I use average damage for my monsters almost exclusively. If a goblin's stat block says its weapon attack deals 5 (1d6+2) damage, it deals 5 damage.

Critical hits come up often enough to need a way to deal with them easily. One technique is to double the average. The example goblin would deal 10 damage. This technique is easy (it only requires 1 mental arithmetic operation) but not accurate (it includes the damage bonus twice).

I run most sessions with just 2 d20's at hand, and bringing extra dice just for when critical hits occur would be a waste of space and time.

Is there a diceless technique for averaging critical hit damage that is both easy and accurate? Let's define an "easy" technique to require no more than 3 mental arithmetic operations and no homework ahead of time (in general, it needs to be something that is memorable and isn't too mentally demanding or it defeats the purpose).

The Dungeon Master's Guide includes a technique that counts as easy and accurate (p. 248), but it involves rolling some of the dice, so it doesn't meet my diceless criteria.

Please help me be as lazy as possible without feeling pangs of mathematical guilt.

There are two mathematically equivalent ways to think about/remember the technique I am presenting here. Since this question seeks to find a method that makes a DM's work easier and it only works if the DM can remember and understand it I will outline both variations.

# [Number of dice] × [Number of sides+1] + Modifier

The expected damage for any single die is (x+1)/2 where x is the number of sides the die has.

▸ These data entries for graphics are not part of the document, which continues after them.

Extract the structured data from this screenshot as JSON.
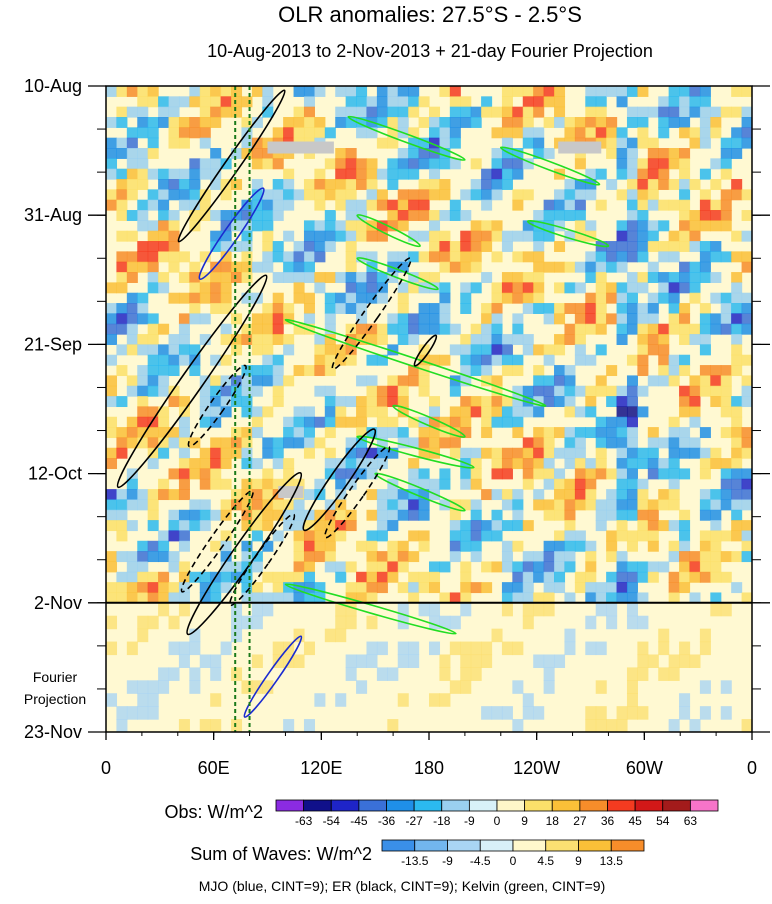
{
  "chart_data": {
    "type": "heatmap",
    "title": "OLR anomalies: 27.5°S - 2.5°S",
    "subtitle": "10-Aug-2013 to 2-Nov-2013 + 21-day Fourier Projection",
    "x_ticks": [
      "0",
      "60E",
      "120E",
      "180",
      "120W",
      "60W",
      "0"
    ],
    "x_tick_lon": [
      0,
      60,
      120,
      180,
      240,
      300,
      360
    ],
    "xlim": [
      0,
      360
    ],
    "y_ticks": [
      "10-Aug",
      "31-Aug",
      "21-Sep",
      "12-Oct",
      "2-Nov",
      "23-Nov"
    ],
    "y_tick_day": [
      0,
      21,
      42,
      63,
      84,
      105
    ],
    "ylim_days": [
      0,
      105
    ],
    "observation_end_day": 84,
    "projection_label": "Fourier\nProjection",
    "dashed_longitudes": [
      72,
      80
    ],
    "missing_bars": [
      {
        "lon": [
          90,
          127
        ],
        "day": 10
      },
      {
        "lon": [
          252,
          276
        ],
        "day": 10
      },
      {
        "lon": [
          96,
          110
        ],
        "day": 66
      }
    ],
    "kelvin_waves": [
      {
        "lon": [
          135,
          200
        ],
        "day": [
          5,
          12
        ]
      },
      {
        "lon": [
          220,
          275
        ],
        "day": [
          10,
          16
        ]
      },
      {
        "lon": [
          140,
          175
        ],
        "day": [
          21,
          26
        ]
      },
      {
        "lon": [
          235,
          280
        ],
        "day": [
          22,
          26
        ]
      },
      {
        "lon": [
          140,
          185
        ],
        "day": [
          28,
          33
        ]
      },
      {
        "lon": [
          100,
          245
        ],
        "day": [
          38,
          52
        ]
      },
      {
        "lon": [
          160,
          200
        ],
        "day": [
          52,
          57
        ]
      },
      {
        "lon": [
          140,
          205
        ],
        "day": [
          57,
          62
        ]
      },
      {
        "lon": [
          150,
          200
        ],
        "day": [
          63,
          69
        ]
      },
      {
        "lon": [
          100,
          195
        ],
        "day": [
          81,
          89
        ]
      }
    ],
    "er_waves": [
      {
        "lon": 70,
        "day": 13,
        "rx": 4,
        "ry": 15,
        "dashed": false
      },
      {
        "lon": 48,
        "day": 48,
        "rx": 6,
        "ry": 21,
        "dashed": false
      },
      {
        "lon": 62,
        "day": 52,
        "rx": 4,
        "ry": 8,
        "dashed": true
      },
      {
        "lon": 130,
        "day": 64,
        "rx": 5,
        "ry": 10,
        "dashed": false
      },
      {
        "lon": 140,
        "day": 66,
        "rx": 4,
        "ry": 9,
        "dashed": true
      },
      {
        "lon": 148,
        "day": 37,
        "rx": 4,
        "ry": 11,
        "dashed": true
      },
      {
        "lon": 178,
        "day": 43,
        "rx": 2,
        "ry": 3,
        "dashed": false
      },
      {
        "lon": 62,
        "day": 74,
        "rx": 4,
        "ry": 10,
        "dashed": true
      },
      {
        "lon": 77,
        "day": 76,
        "rx": 6,
        "ry": 16,
        "dashed": false
      },
      {
        "lon": 87,
        "day": 77,
        "rx": 4,
        "ry": 9,
        "dashed": true
      }
    ],
    "mjo_waves": [
      {
        "lon": 70,
        "day": 24,
        "rx": 4,
        "ry": 9,
        "dashed": false
      },
      {
        "lon": 93,
        "day": 96,
        "rx": 3,
        "ry": 8,
        "dashed": false
      }
    ],
    "obs_colorbar": {
      "label": "Obs: W/m^2",
      "levels": [
        "-63",
        "-54",
        "-45",
        "-36",
        "-27",
        "-18",
        "-9",
        "0",
        "9",
        "18",
        "27",
        "36",
        "45",
        "54",
        "63"
      ],
      "colors": [
        "#8b2be2",
        "#10108a",
        "#1e24c8",
        "#3a70d8",
        "#1f8fe8",
        "#2bbaf0",
        "#9ad0f0",
        "#d8f2f8",
        "#fef7c8",
        "#fbe06a",
        "#fac038",
        "#f78d2a",
        "#f43b20",
        "#d21818",
        "#a31b1b",
        "#f774c9"
      ]
    },
    "waves_colorbar": {
      "label": "Sum of Waves: W/m^2",
      "levels": [
        "-13.5",
        "-9",
        "-4.5",
        "0",
        "4.5",
        "9",
        "13.5"
      ],
      "colors": [
        "#3a8fe8",
        "#72b6ee",
        "#a9d5f4",
        "#d8f0f8",
        "#fff8cc",
        "#fbe072",
        "#fac038",
        "#f78d2a"
      ]
    },
    "footer": "MJO (blue, CINT=9); ER (black, CINT=9); Kelvin (green, CINT=9)"
  }
}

Since we are dealing with critical damage here, that number is always doubled so for a single die it simplifies to (x+1)+modifier damage.

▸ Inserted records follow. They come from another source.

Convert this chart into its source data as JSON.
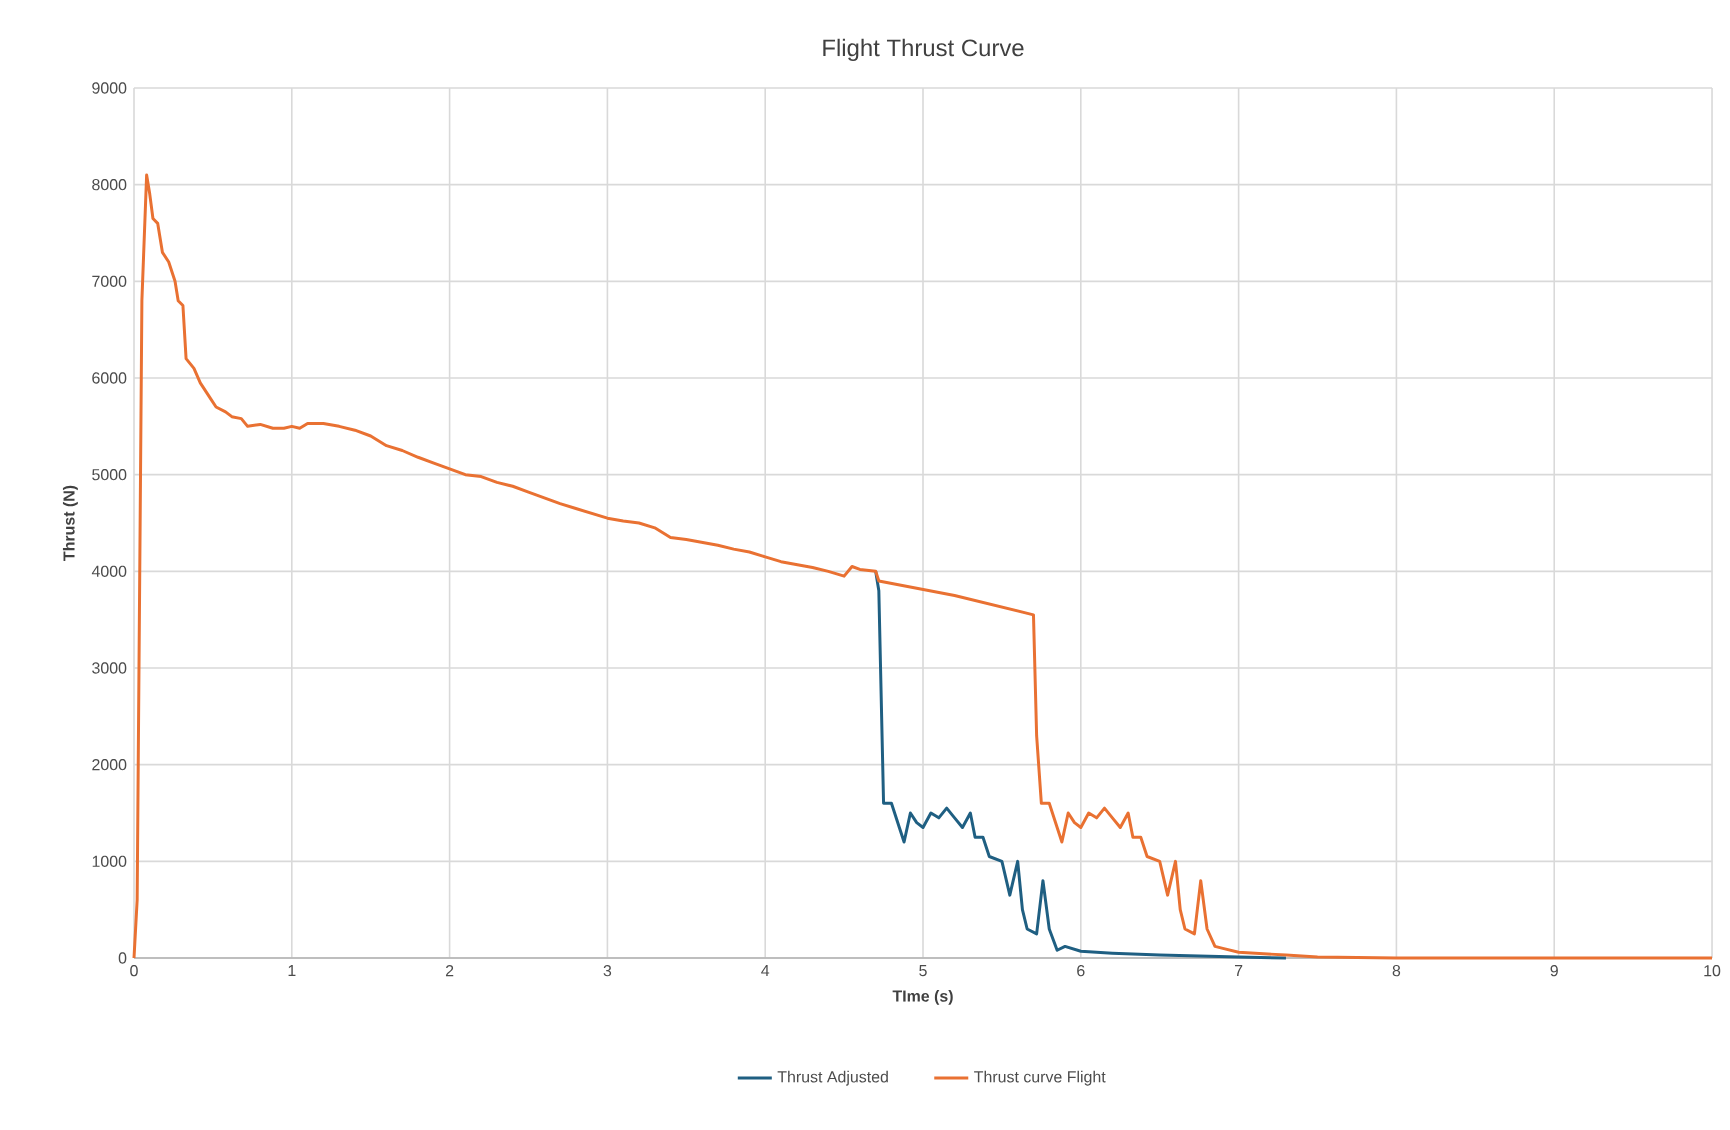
{
  "chart_data": {
    "type": "line",
    "title": "Flight Thrust Curve",
    "xlabel": "TIme (s)",
    "ylabel": "Thrust (N)",
    "xlim": [
      0,
      10
    ],
    "ylim": [
      0,
      9000
    ],
    "xticks": [
      0,
      1,
      2,
      3,
      4,
      5,
      6,
      7,
      8,
      9,
      10
    ],
    "yticks": [
      0,
      1000,
      2000,
      3000,
      4000,
      5000,
      6000,
      7000,
      8000,
      9000
    ],
    "grid": true,
    "legend": "bottom",
    "marker": "none",
    "line_style": "solid",
    "series": [
      {
        "name": "Thrust Adjusted",
        "color": "#1f5f82",
        "x": [
          4.7,
          4.72,
          4.75,
          4.8,
          4.85,
          4.88,
          4.92,
          4.96,
          5.0,
          5.05,
          5.1,
          5.15,
          5.2,
          5.25,
          5.3,
          5.33,
          5.38,
          5.42,
          5.5,
          5.55,
          5.6,
          5.63,
          5.66,
          5.72,
          5.76,
          5.8,
          5.85,
          5.9,
          6.0,
          6.1,
          6.2,
          6.5,
          7.0,
          7.3
        ],
        "values": [
          4000,
          3800,
          1600,
          1600,
          1350,
          1200,
          1500,
          1400,
          1350,
          1500,
          1450,
          1550,
          1450,
          1350,
          1500,
          1250,
          1250,
          1050,
          1000,
          650,
          1000,
          500,
          300,
          250,
          800,
          300,
          80,
          120,
          70,
          60,
          50,
          30,
          10,
          0
        ]
      },
      {
        "name": "Thrust curve Flight",
        "color": "#e97132",
        "x": [
          0,
          0.02,
          0.05,
          0.08,
          0.1,
          0.12,
          0.15,
          0.18,
          0.22,
          0.26,
          0.28,
          0.31,
          0.33,
          0.38,
          0.42,
          0.48,
          0.52,
          0.58,
          0.62,
          0.68,
          0.72,
          0.8,
          0.88,
          0.95,
          1.0,
          1.05,
          1.1,
          1.2,
          1.3,
          1.4,
          1.5,
          1.6,
          1.7,
          1.8,
          1.9,
          2.0,
          2.1,
          2.2,
          2.3,
          2.4,
          2.5,
          2.6,
          2.7,
          2.8,
          2.9,
          3.0,
          3.1,
          3.2,
          3.3,
          3.4,
          3.5,
          3.6,
          3.7,
          3.8,
          3.9,
          4.0,
          4.1,
          4.2,
          4.3,
          4.4,
          4.5,
          4.55,
          4.6,
          4.7,
          4.72,
          5.2,
          5.7,
          5.72,
          5.75,
          5.8,
          5.85,
          5.88,
          5.92,
          5.96,
          6.0,
          6.05,
          6.1,
          6.15,
          6.2,
          6.25,
          6.3,
          6.33,
          6.38,
          6.42,
          6.5,
          6.55,
          6.6,
          6.63,
          6.66,
          6.72,
          6.76,
          6.8,
          6.85,
          6.9,
          7.0,
          7.3,
          7.5,
          8.0,
          10.0
        ],
        "values": [
          0,
          600,
          6800,
          8100,
          7900,
          7650,
          7600,
          7300,
          7200,
          7000,
          6800,
          6750,
          6200,
          6100,
          5950,
          5800,
          5700,
          5650,
          5600,
          5580,
          5500,
          5520,
          5480,
          5480,
          5500,
          5480,
          5530,
          5530,
          5500,
          5460,
          5400,
          5300,
          5250,
          5180,
          5120,
          5060,
          5000,
          4980,
          4920,
          4880,
          4820,
          4760,
          4700,
          4650,
          4600,
          4550,
          4520,
          4500,
          4450,
          4350,
          4330,
          4300,
          4270,
          4230,
          4200,
          4150,
          4100,
          4070,
          4040,
          4000,
          3950,
          4050,
          4020,
          4000,
          3900,
          3750,
          3550,
          2300,
          1600,
          1600,
          1350,
          1200,
          1500,
          1400,
          1350,
          1500,
          1450,
          1550,
          1450,
          1350,
          1500,
          1250,
          1250,
          1050,
          1000,
          650,
          1000,
          500,
          300,
          250,
          800,
          300,
          120,
          100,
          60,
          30,
          10,
          0,
          0
        ]
      }
    ]
  }
}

For more dice you simply multiply that number before adding the modifier. Thus, the general rule:

$$[Number Of Dice] \times [NumberOfSides +1] + modifier$$

### Examples

• 5 (1d6+2):

\$1\times7+2=9\$

• 23 (3d12+4):

\$3\times13+4=43\$

# [Number of dice] + [Maximum possible damage]1

The previous technique took the form:

\$x \times (y+1) + z\$

Where \$x\$ is the number of dice you are rolling, \$y\$ is the number of sides on the die and \$z\$ is the damage modifier.

If you expand that multiplication you get:

\$xy + x + z\$

which we can then rearrange to be:

\$x + xy + z\$

Notice that \$xy + z\$ is actually equivalent to the maximum damage for the attack. For example, the maximum of \$3d6+4\$ is \$3 \times 6+4\$.

Thus, we can simply express the answer as:

$$[NumberOfDice] + [MaxDamage]$$

### Examples

• 5 (1d6+2):

\$1+(6+2)=1+8=9\$

• 23 (3d12+4):

\$3+(36+4)=3+40=43\$

1 - This is an elaboration and clarification on the idea that EightAndAHalfTails' answer and Glen_B's answer presented.